Anheizerin namens Klimakrise
Eine mögliche Folgerung aus dieser Erkenntnis lautet übrigens auch: Der Klimawandel könnte Gewitter regelrecht anheizen. Durch die Erwärmung der Atmosphäre werden unten liegende Wolkenschichten zukünftig mehr Wärme in sich tragen, wodurch der Unterschied zwischen oberen und unteren Ebenen zunimmt. Ergo: Eine verstärkte Ladungstrennung führt eventuell zu häufigeren und obendrein stärkeren Blitzen, um das elektrische Potenzial abzubauen.
Abseits der Erkenntnisse zur Erzeugung von Elektrizität in Wolken öffnet das Wissen, um die elektrischen Eigenschaften von Eis weitere Türen. Dieser Effekt mag in Zukunft auch praktischen Nutzen aufweisen oder andere Beobachtungen in der Natur helfen, zu erklären.
Erleichterung der Anspannung: Blitze
Eine zweite Studie wirft Licht auf den Mechanismus, der schließlich zur Entladung dieser aufgebauten Spannung auslöst: Blitze. Im Zentrum davon steht eine physikalische Kettenreaktion in Gewitterwolken. Die entstehenden elektrischen Felder beschleunigen nämlich Elektronen, die mit Sauerstoff- und Stickstoffmolekülen kollidieren.
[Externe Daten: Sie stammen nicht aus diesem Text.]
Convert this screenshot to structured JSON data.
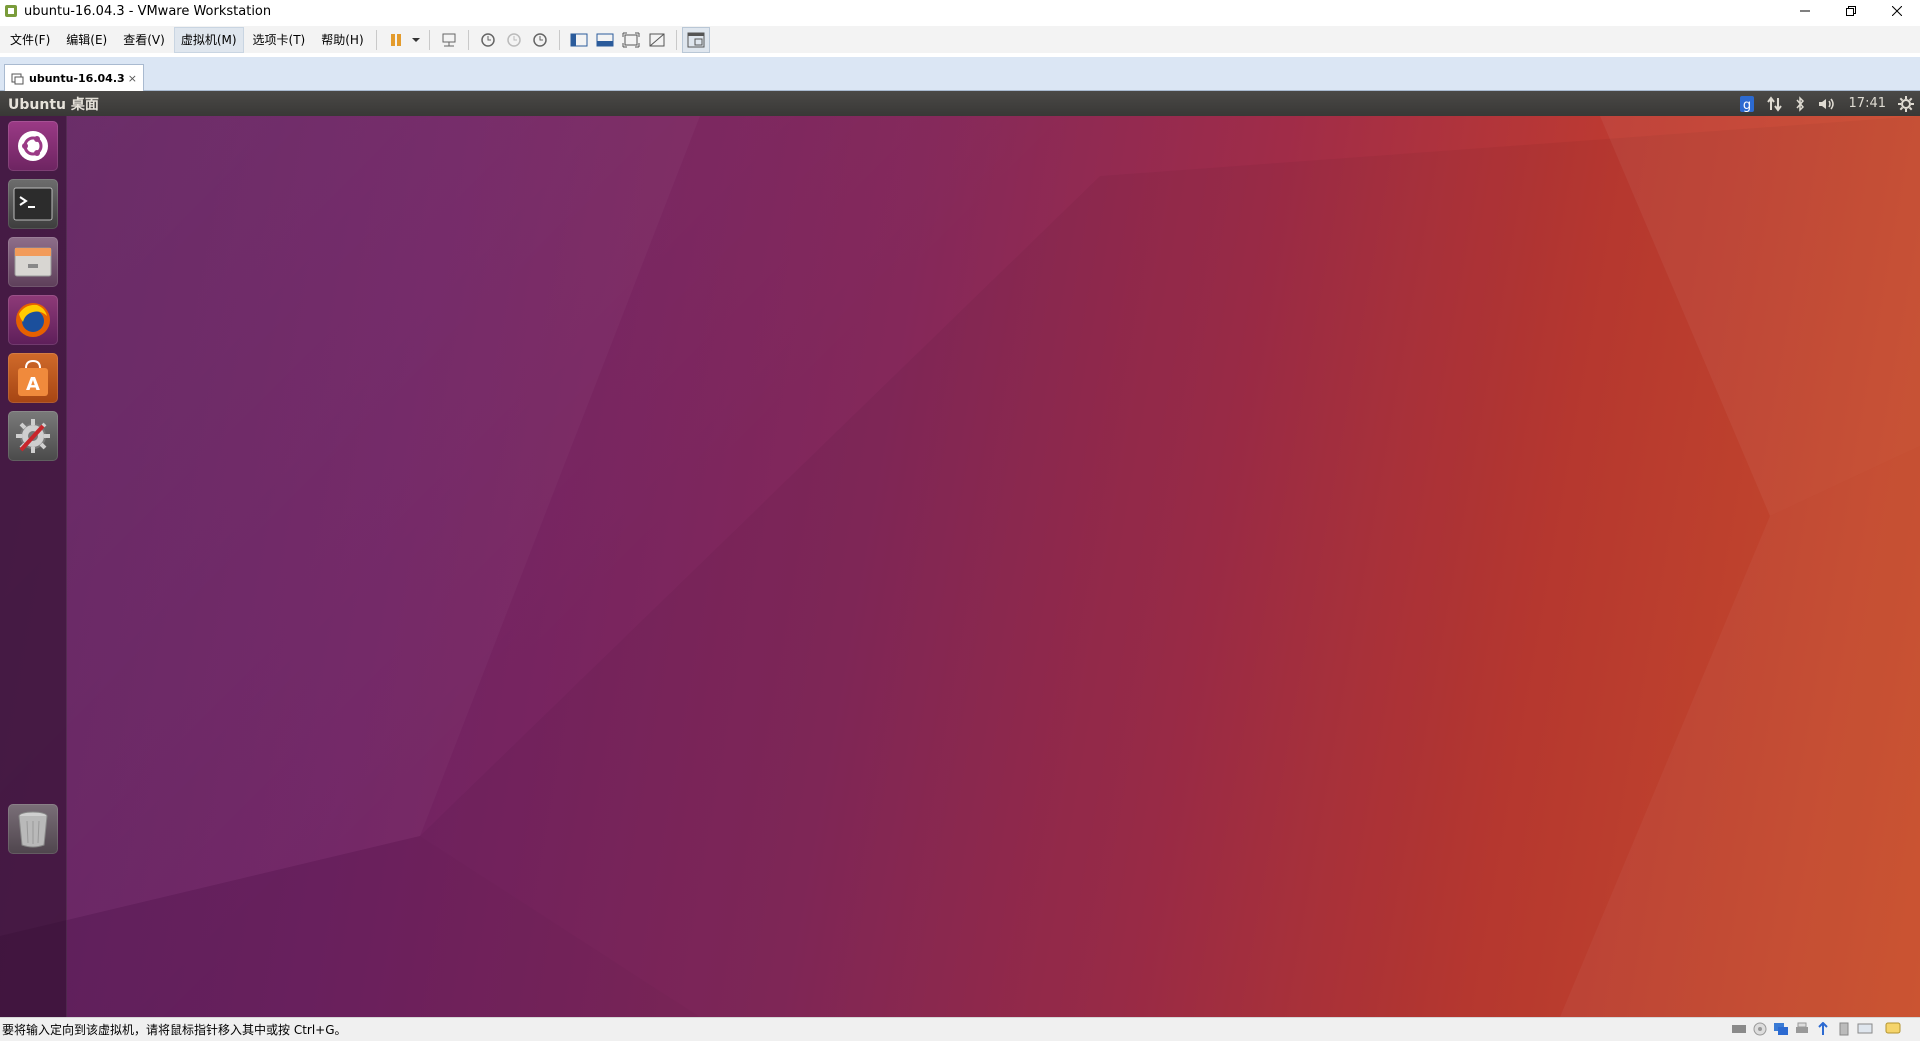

Vergleichen wir es mit einem unsichtbaren Flipperautomaten. Doch anstatt bunten Lichtern und schrillen Geräuschen entsteht durch die wirr aufeinanderfolgenden Zusammenstöße etwas anderes, nämlich: Röntgenstrahlung, hochenergetische Photonen und weitere Elektronen. Sie treten gemeinsam regelrechte energetische Lawinen los, die initial zu kurzlebigen Entladungen in den Wolken führen – begleitet von sogenannten »dunklen Blitzen«, oder genauer Gammastrahlen-Ausbrüche.
Simulationen zeigen, wie die Prozesse einander verstärken, um als stetig wachsende Energiemasse immer mehr Teilchen zu involvieren, bis sie letztlich den sichtbaren Blitz einleiten. All diese Effekte wurden schon einzeln beobachtet, aber bisher war es nicht gelungen, sie zu einem kohärent-logischen Bild zu vereinen.
Bisweilen ist es erstaunlich, wie viel Neues über alltägliche Phänomene noch zu lernen ist. Auch im 21. Jahrhundert gefährden Blitze noch regelmäßig Menschenleben. Diese Extremformen irdischen Wetters zu durchzuschauen ist der erste Schritt, damit wir uns wappnen und somit Leben und Besitztümer besser zu schützen vermögen.